La existencia en un discurso de contradicciones, a poco que uno se piense pensando, no debería extrañar a nadie. Lo extraño sería que no las hubiese. ¿Quién estará libre de ellas? Ahora bien, negro sobre blanco, llaman la atención. En Virutas de taller (Los Papeles del Sitio), uno de esos libros que son todo sustancia, Miguel d´Ors reflexiona sobre los silencios del poeta en dos notas. En la primera advierte contra los peligros de la inercia. Aun larga, merece la pena citarse completa:
“Uno desea expresar ciertas cosas, que vagamente siente como su verdad
profunda, su mundo, e intuye, no menos vagamente, que para expresarlas ha de
hacerlo con un determinado estilo. Durante años trabaja obsesivamente en busca
de ese estilo, de esa voz propia, que se va concretando poco a poco y va
concretando, al expresarlo, también el universo del poeta. Estos años
constituyen la etapa de formación, en la cual pudiera decirse que el mundo
determina el estilo o va por delante de él.
“Llega un momento, que es la cúspide de la madurez creadora, en el que la
propia verdad y la propia voz coinciden maravillosamente, en una especie de
acorde absoluto, en cada verso que se escribe. Universo y estilo, conocimiento
y expresión, son, por decirlo así, la misma cosa.
“Pero a partir de ese momento dorado, que puede prolongarse más o menos
pero nunca durante mucho tiempo, el estilo empieza a tomar la iniciativa sobre
el universo: los recursos expresivos, tan afanosamente buscados y con tanto
esfuerzo conseguidos para la plasmación cabal del propio mundo, empiezan a
funcionar automática y autónomamente. Cada vez que uno se encuentra ante un
papel en blanco, se disparan como los jugos gástricos del perro de Pavlov,
obligándole al poeta a escribir cosas que ni necesita ni quiere decir, meras
repeticiones de lo ya dicho. Esto es la decadencia.

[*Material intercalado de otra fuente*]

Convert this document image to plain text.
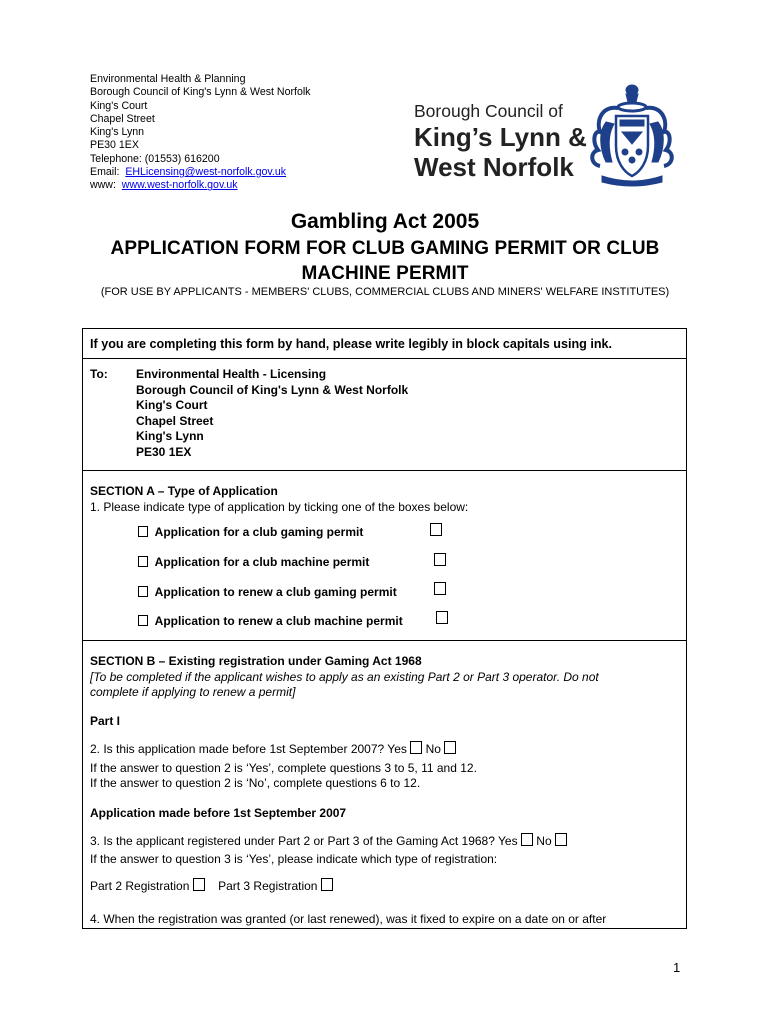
Environmental Health & Planning
Borough Council of King's Lynn & West Norfolk
King's Court
Chapel Street
King's Lynn
PE30 1EX
Telephone: (01553) 616200
Email: EHLicensing@west-norfolk.gov.uk
www: www.west-norfolk.gov.uk
Borough Council of
King’s Lynn &
West Norfolk
Gambling Act 2005
APPLICATION FORM FOR CLUB GAMING PERMIT OR CLUB MACHINE PERMIT
(FOR USE BY APPLICANTS - MEMBERS' CLUBS, COMMERCIAL CLUBS AND MINERS' WELFARE INSTITUTES)
If you are completing this form by hand, please write legibly in block capitals using ink.
To: Environmental Health - Licensing
Borough Council of King's Lynn & West Norfolk
King's Court
Chapel Street
King's Lynn
PE30 1EX
SECTION A – Type of Application
1. Please indicate type of application by ticking one of the boxes below:
Application for a club gaming permit
Application for a club machine permit
Application to renew a club gaming permit
Application to renew a club machine permit
SECTION B – Existing registration under Gaming Act 1968
[To be completed if the applicant wishes to apply as an existing Part 2 or Part 3 operator. Do not
complete if applying to renew a permit]
Part I
2. Is this application made before 1st September 2007? Yes No
If the answer to question 2 is ‘Yes’, complete questions 3 to 5, 11 and 12.
If the answer to question 2 is ‘No’, complete questions 6 to 12.
Application made before 1st September 2007
3. Is the applicant registered under Part 2 or Part 3 of the Gaming Act 1968? Yes No
If the answer to question 3 is ‘Yes’, please indicate which type of registration:
Part 2 Registration Part 3 Registration
4. When the registration was granted (or last renewed), was it fixed to expire on a date on or after
1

“Es muy importante que no nos falten lucidez y humildad para, primero,
reconocer que nuestros recursos de estilo empiezan a ser reflejos
condicionados; segundo, para no aceptar tal hecho y no convertirnos en
truquistas, aunque la única alternativa, al menos la única inmediata, sea el
silencio. En ese silencio no será muy difícil que encontremos algo nuevo; y en
la peor de las hipótesis, en ese silencio habrá una dignidad que el truquista
ya no tendrá jamás.” (P. 191 y 192).
Bien dicho, piensa uno. Sin embargo, poco más adelante, y a
propósito de Vicente Sabido, leemos: “Si no ha estado más presente en
antologías y balances es en gran parte por culpa suya: porque escribe poco y
como con pocas ganas, y con un no sé qué de evitarse complicaciones que yo le
estoy reprochando continuamente, pero sin éxito. Él suele contestarme que no
escribe porque no se le ocurre nada, pero esto a mí no me convence: con ese
mismo tema de que no se le ocurre nada, Eloy Sánchez Rosillo, por poner un
ejemplo, ha escrito unos cuantos poemas maravillosos.” Bien dicho, volvemos a
pensar. Pero ¿no se contradice esto con lo que hemos leído apenas ocho páginas
atrás? Entonces en qué quedamos, si a uno no se le ocurre nada (y esto no depende
sólo del tema poemático, pues el tema lo hace también, entre otras cosas, el
estilo), ¿debe forzar la escritura o plegarse a la dignidad del silencio?